The list goes on. Arpaio’s Maricopa County Sheriff’s Office (MCSO) was infamous for not diverting resources (from federal immigration enforcement) to investigate armed robbers, child molesters, sexual predators, and human traffickers, all while the arrest rate “plunged” and the amount of criminal investigations “soared.” Furthermore, “a Tribune review of thousands of pages of the sheriff’s immigration arrest records from 2006 and 2007 show deputies found the illegal immigrants arrested by MCSO rarely committed other crimes.” And, as Nathan Robinson aptly noted in Current Affairs, Arpaio said himself that he would “go after illegals, not the crime, first.”

But if we’ve learned anything from Arpaio’s unsurprising, but still sickening, pardon, it’s that intentionally neglectful police work, brutal violence and torture of prisoners, obscene publicity stunts designed to distract from criticism, and all the like, do not a criminal make. It merely—and glibly, I might add—makes him “controversial,” according to CNN.

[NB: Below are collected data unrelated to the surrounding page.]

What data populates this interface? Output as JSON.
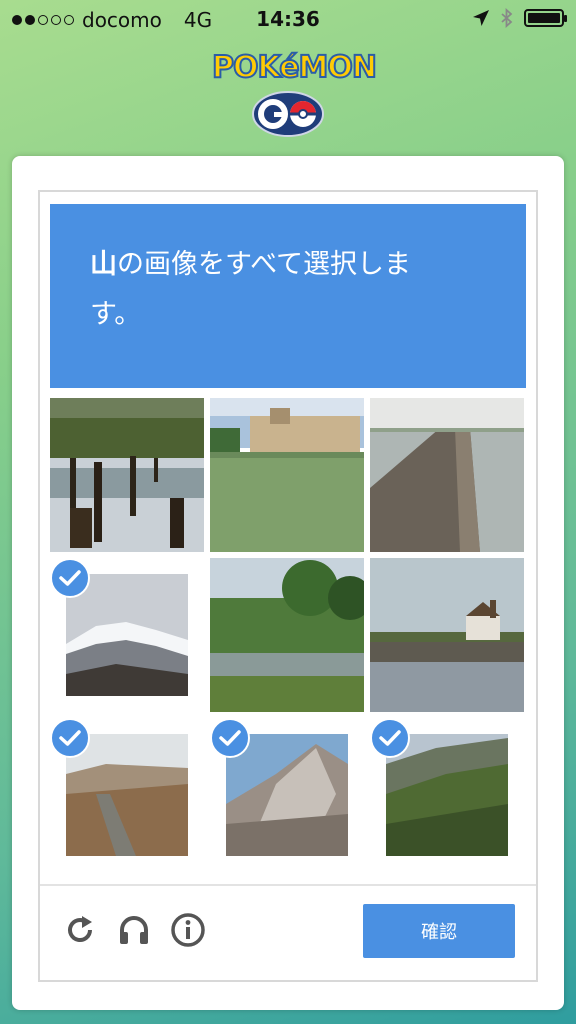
{
  "status_bar": {
    "carrier": "docomo",
    "network": "4G",
    "time": "14:36",
    "signal_dots_filled": 2,
    "signal_dots_total": 5,
    "icons": [
      "location-arrow-icon",
      "bluetooth-icon",
      "battery-icon"
    ],
    "battery_level": 1.0
  },
  "logo": {
    "word": "POKéMON",
    "go": "GO"
  },
  "captcha": {
    "prompt_bold": "山",
    "prompt_rest": "の画像をすべて選択しま",
    "prompt_line2": "す。",
    "tiles": [
      {
        "subject": "swamp with tree stumps",
        "selected": false
      },
      {
        "subject": "palace with lake",
        "selected": false
      },
      {
        "subject": "wooden pier over water",
        "selected": false
      },
      {
        "subject": "snowy mountain",
        "selected": true
      },
      {
        "subject": "river with trees",
        "selected": false
      },
      {
        "subject": "village church by water",
        "selected": false
      },
      {
        "subject": "dry valley with stream",
        "selected": true
      },
      {
        "subject": "rocky mountain peak",
        "selected": true
      },
      {
        "subject": "green hillside",
        "selected": true
      }
    ],
    "footer_icons": [
      "reload-icon",
      "headphones-icon",
      "info-icon"
    ],
    "verify_label": "確認",
    "accent_color": "#4a90e2"
  }
}
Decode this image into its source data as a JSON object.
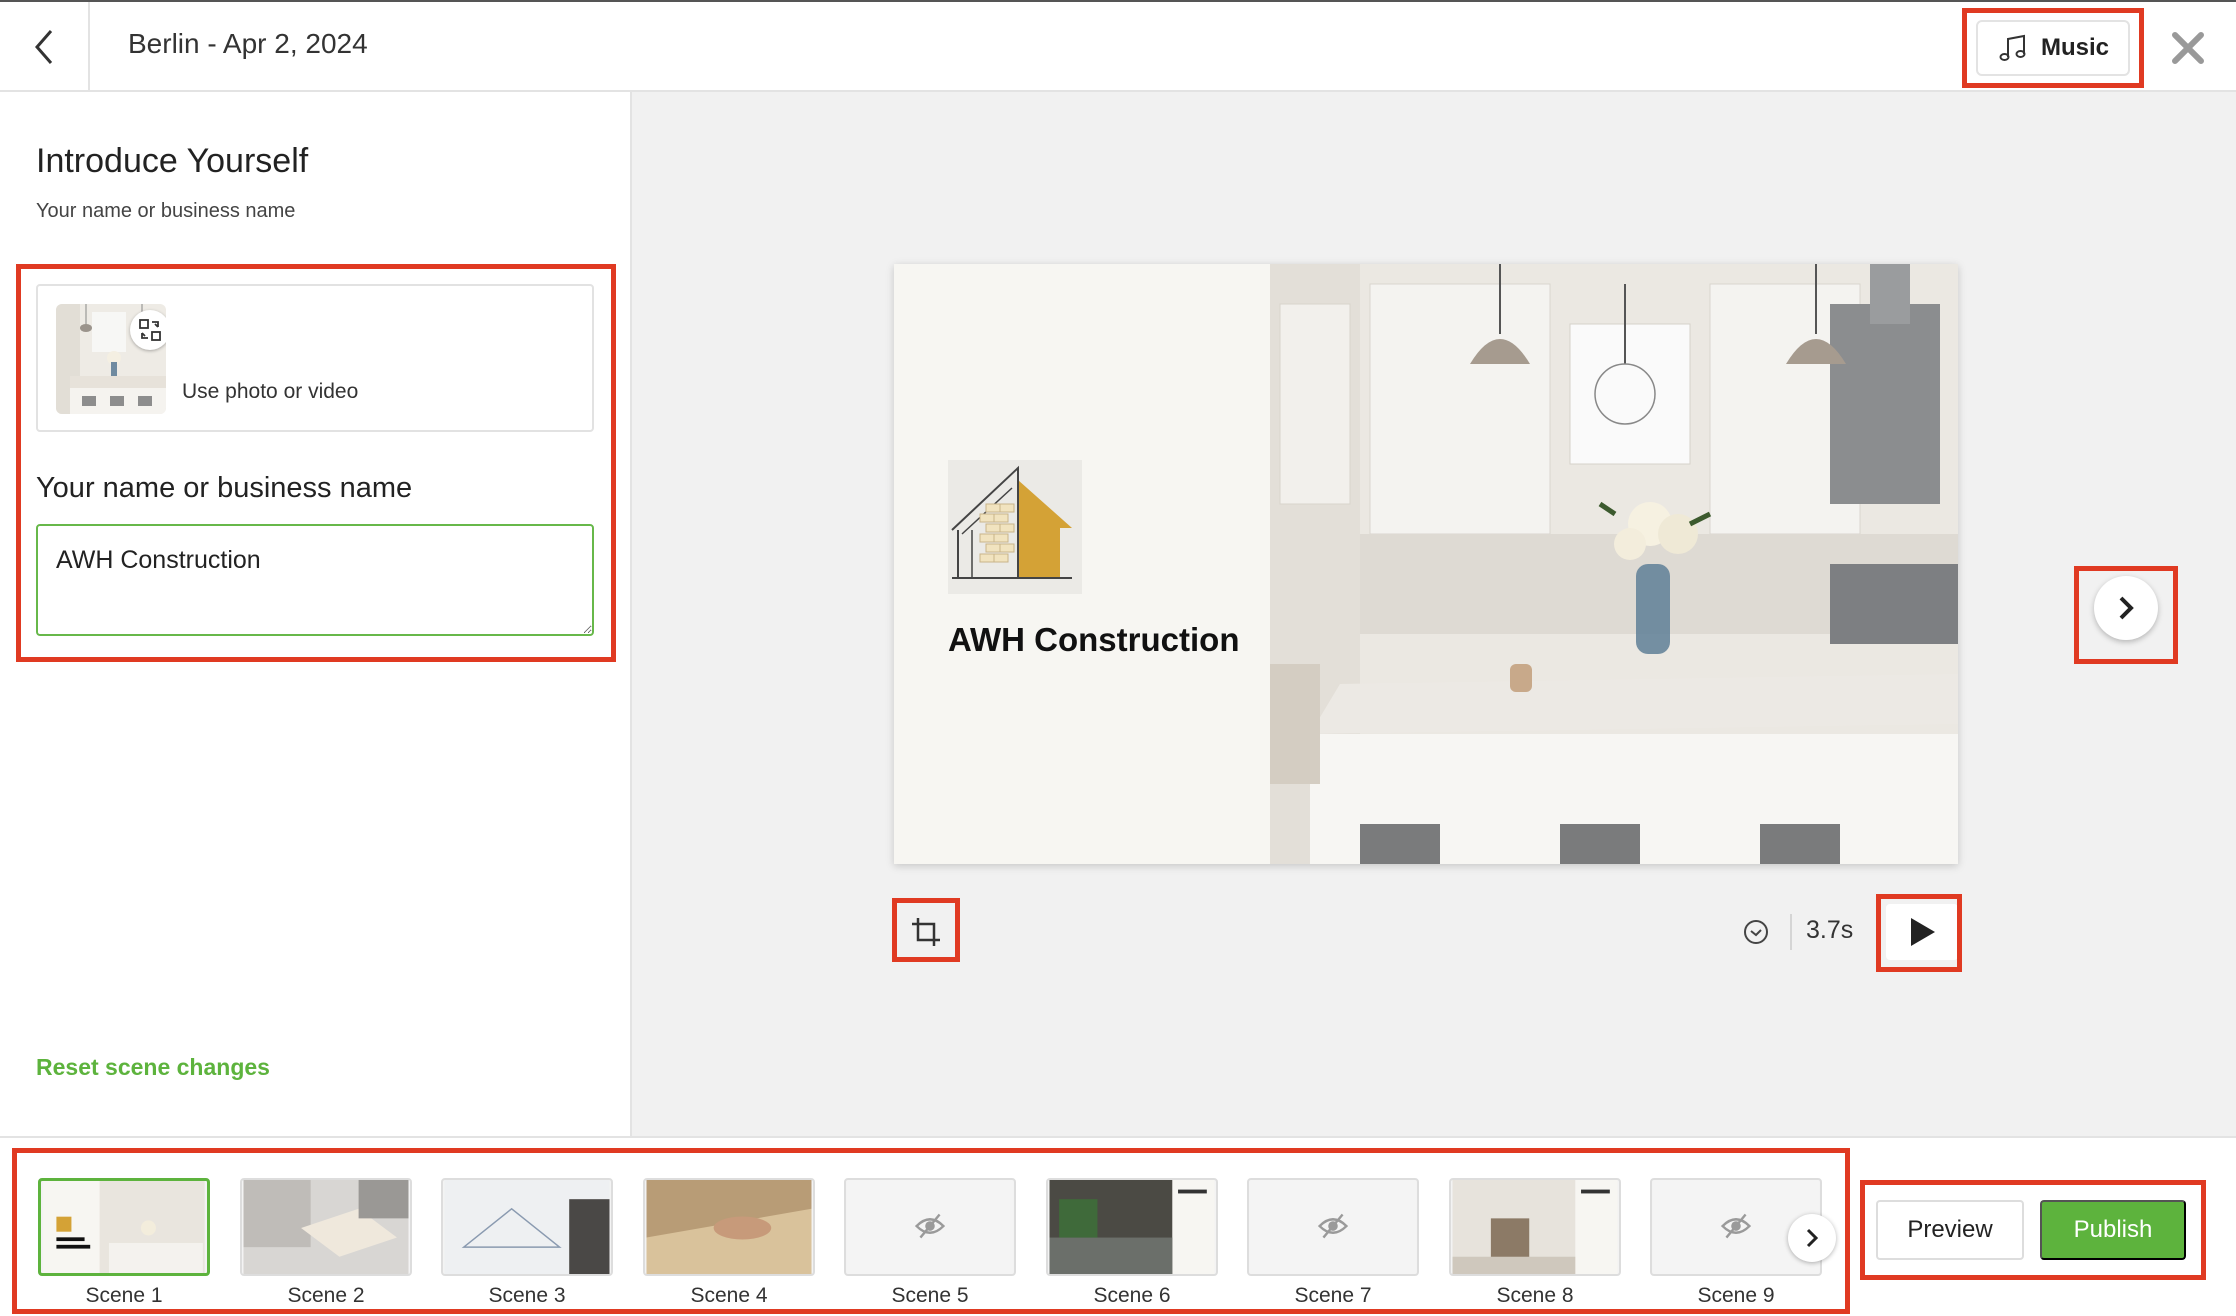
{
  "header": {
    "title": "Berlin - Apr 2, 2024",
    "music_label": "Music",
    "back_icon": "chevron-left-icon",
    "close_icon": "close-icon"
  },
  "panel": {
    "title": "Introduce Yourself",
    "subtitle": "Your name or business name",
    "media_label": "Use photo or video",
    "name_label": "Your name or business name",
    "name_value": "AWH Construction",
    "reset_label": "Reset scene changes"
  },
  "slide": {
    "business_name": "AWH Construction"
  },
  "controls": {
    "duration": "3.7s"
  },
  "scenes": [
    {
      "label": "Scene 1",
      "selected": true,
      "hidden": false
    },
    {
      "label": "Scene 2",
      "selected": false,
      "hidden": false
    },
    {
      "label": "Scene 3",
      "selected": false,
      "hidden": false
    },
    {
      "label": "Scene 4",
      "selected": false,
      "hidden": false
    },
    {
      "label": "Scene 5",
      "selected": false,
      "hidden": true
    },
    {
      "label": "Scene 6",
      "selected": false,
      "hidden": false
    },
    {
      "label": "Scene 7",
      "selected": false,
      "hidden": true
    },
    {
      "label": "Scene 8",
      "selected": false,
      "hidden": false
    },
    {
      "label": "Scene 9",
      "selected": false,
      "hidden": true
    }
  ],
  "actions": {
    "preview_label": "Preview",
    "publish_label": "Publish"
  },
  "colors": {
    "accent": "#5db33d",
    "highlight": "#e03a22"
  }
}
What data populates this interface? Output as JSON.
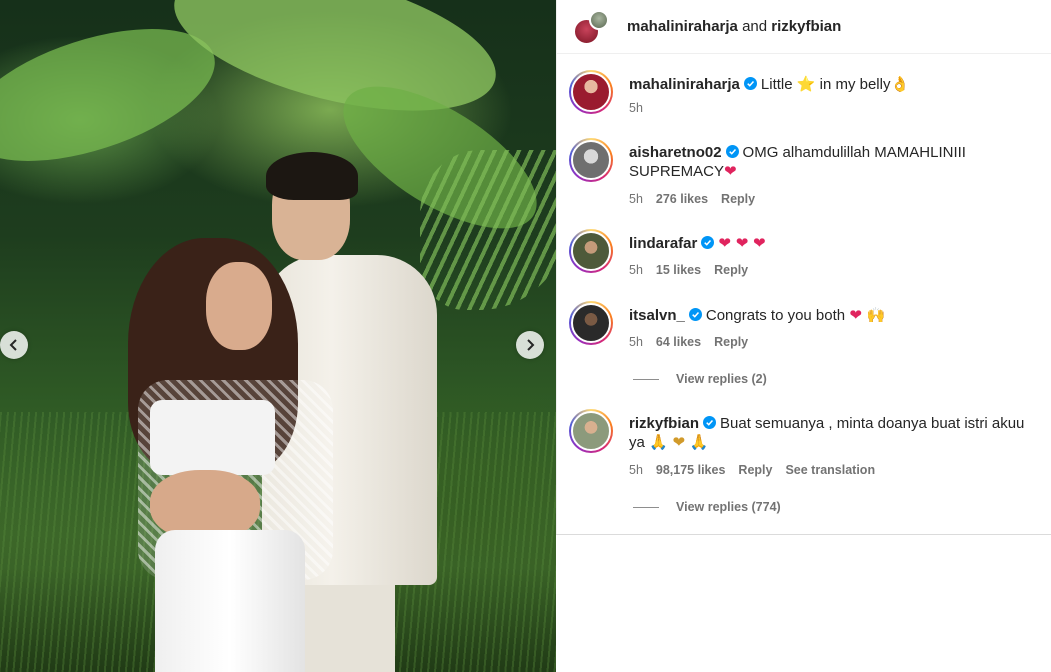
{
  "post": {
    "header_user1": "mahaliniraharja",
    "header_and": "and",
    "header_user2": "rizkyfbian"
  },
  "colors": {
    "verified": "#0095f6",
    "meta_text": "#737373",
    "heart": "#e0245e"
  },
  "comments": [
    {
      "username": "mahaliniraharja",
      "verified": true,
      "text_before": "Little",
      "emoji1": "⭐",
      "text_after": "in my belly",
      "emoji2": "👌",
      "time": "5h"
    },
    {
      "username": "aisharetno02",
      "verified": true,
      "text": "OMG alhamdulillah MAMAHLINIII SUPREMACY",
      "emoji": "❤",
      "time": "5h",
      "likes": "276 likes",
      "reply": "Reply"
    },
    {
      "username": "lindarafar",
      "verified": true,
      "emoji": "❤ ❤ ❤",
      "time": "5h",
      "likes": "15 likes",
      "reply": "Reply"
    },
    {
      "username": "itsalvn_",
      "verified": true,
      "text": "Congrats to you both",
      "emoji": "❤ 🙌",
      "time": "5h",
      "likes": "64 likes",
      "reply": "Reply",
      "view_replies": "View replies (2)"
    },
    {
      "username": "rizkyfbian",
      "verified": true,
      "text": "Buat semuanya , minta doanya buat istri akuu ya",
      "emoji": "🙏 ❤ 🙏",
      "time": "5h",
      "likes": "98,175 likes",
      "reply": "Reply",
      "translate": "See translation",
      "view_replies": "View replies (774)"
    }
  ],
  "icons": {
    "prev": "chevron-left-icon",
    "next": "chevron-right-icon",
    "verified": "verified-badge-icon"
  }
}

Of course, Arpaio became a criminal when a federal judge found him guilty of defying a court order to stop detaining immigrants based solely on suspicion of their undocumented status. He was likely to do time if Trump hadn’t intervened. But if Arpaio hadn’t been convicted of a crime in the first place, he likely wouldn’t have needed a pardon to get away with abusing his power and committing heinous acts of violence against people based on the color of their skin.

And this is a reality of American politics we must confront. Very few high level criminals have to face consequences for their actions. George W. Bush and his cabal of war criminals and torture enthusiasts started a war on based on false pretenses—lies—and never had to face the music. Likewise, the Wall Street titans who crashed the global economy, after breaking several laws, were more likely to get cabinet positions than a jail sentence. But of course if you are convicted—in the court of law, or impeached, like Nixon—you can be exonerated with a presidential pardon.

And this is what happened. Arpaio sent a message to violent and dangerous criminals saying they wouldn’t be investigated (effectively inverting the law to suit his agenda), and Trump, like the presidents who went before him, sent a message to Arpaio: “You can get away with it.”

If either of these men were concerned with law or order they would go after criminals—starting with themselves.